Re: interaction terms in regression model



Richard...

Thanks for your post. I agree that when the form of the model is "set"
or comes close to being that way, then attention is focused on the
estimated values of the parameters and how those values may be changing
over time.
In my work, as cited, it was much more about finding a suitable model
for each of many specific circumstances and dealing with those as more
data became available. (Model verification, documentation, patents,
etc.) A lot of this was driven by running designed experiments, albeit
often not the kind we see in textbooks. Also, in some instances,
fitting data to first-order differential (rate) equations... which is
another matter altogether. In doing this we taught hundreds (probably
several thousand) of people how to do this sort of work for themselves
because there was no way we could get involved in every project all
over the corporation (at one time with 115,000 people in multiple
locations.) This meant he had to lay down some rules of engagement,
else many would get creative and do foolish things.

Just fyi, my son works in a form of economics (investment management --
modeling -- a "quant") and as you suggested, the form of the models
there are generally "set" but model cofficients must be updated and
properly interpreted. Besides, I'm not even sure they use interactive
forms as I know and use interactions.

Thanks again. Take care... OMU





richardstartz@xxxxxxxxxxx wrote:
On 14 Jan 2007 12:28:32 -0800, "Old Mac User"
<chendrixstats@xxxxxxxxx> wrote:

OMU:
I don't disagree with anything you say. I think the different points
of view illustrates that economists (me) have a slightly different
approach to regression than that in some other disciplines. We're
usually estimating specific model parameters, or at least partial
derivatives. If one is doing this (at least if one's paying
attention), then centering is irrelevant. I won't argue with you that
in many disciplines centering is very relevant.
-*** Startz
Richard...

As suggested in another post, I suggest you go to

http://groups.google.com/group/sci.stat.consult/browse_frm/thread/6b1...

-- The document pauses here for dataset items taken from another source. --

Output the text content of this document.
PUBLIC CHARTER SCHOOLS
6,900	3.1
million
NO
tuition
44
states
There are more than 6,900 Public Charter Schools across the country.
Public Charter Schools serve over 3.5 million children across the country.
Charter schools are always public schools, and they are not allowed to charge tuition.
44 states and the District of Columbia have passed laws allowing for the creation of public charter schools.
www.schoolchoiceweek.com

for further discussion on this. The bottom line is simple. While the
algebra (i.e., p-redictions) will be the same regardless of which
centering constants you use (I'm assuming a two-variable model here...
two linear and one interaction between those) the "significance" of the
linear factors (values of their regression coefficients and the
t-ratios associated with those coefficients) are controlled by the
choice of the values of the centering constants.
If we fail to center, that is exactly the same using "zero" as the
centering constant.

The fastest and most convincing way to see this is to set up a small
example with two independent variables and one dependent variable. Do
this with a simple two-level factorial arrangement, and create
synthetic data such that there is an interaction. Fit these data to
the obvious model. Change the centering constants and watch what
happens to coefficients for the linear terms and to their t-ratios (or
F-ratios if that's the way you are traveling.) The "failure to center"
and the failure to understand and appreciate this frequently leads to
nonsense results. With the widespread use of statistical software...
notably multiple regression... among amateurs the frequency of this
misunderstanding has grown exponentially. True, if you code the
variables as -1 and +1 (in a factorial arrangement) then this problem
is not present. But if the independent variables are in their original
metrics or if the data spawns from something other than a "perfect"
factorial design then there a potential for major misunderstandings
about the effects of the variables (effects here means the linear
effects.)

Use centering constants conveniently near the averages of each of the
variables.

Y = bo + b1(X1 - c1) + b2(X2 - c2) + b12 (X1 - c1)(X2 - c2) which means
you must center before cross-multiplying to get the interaction term.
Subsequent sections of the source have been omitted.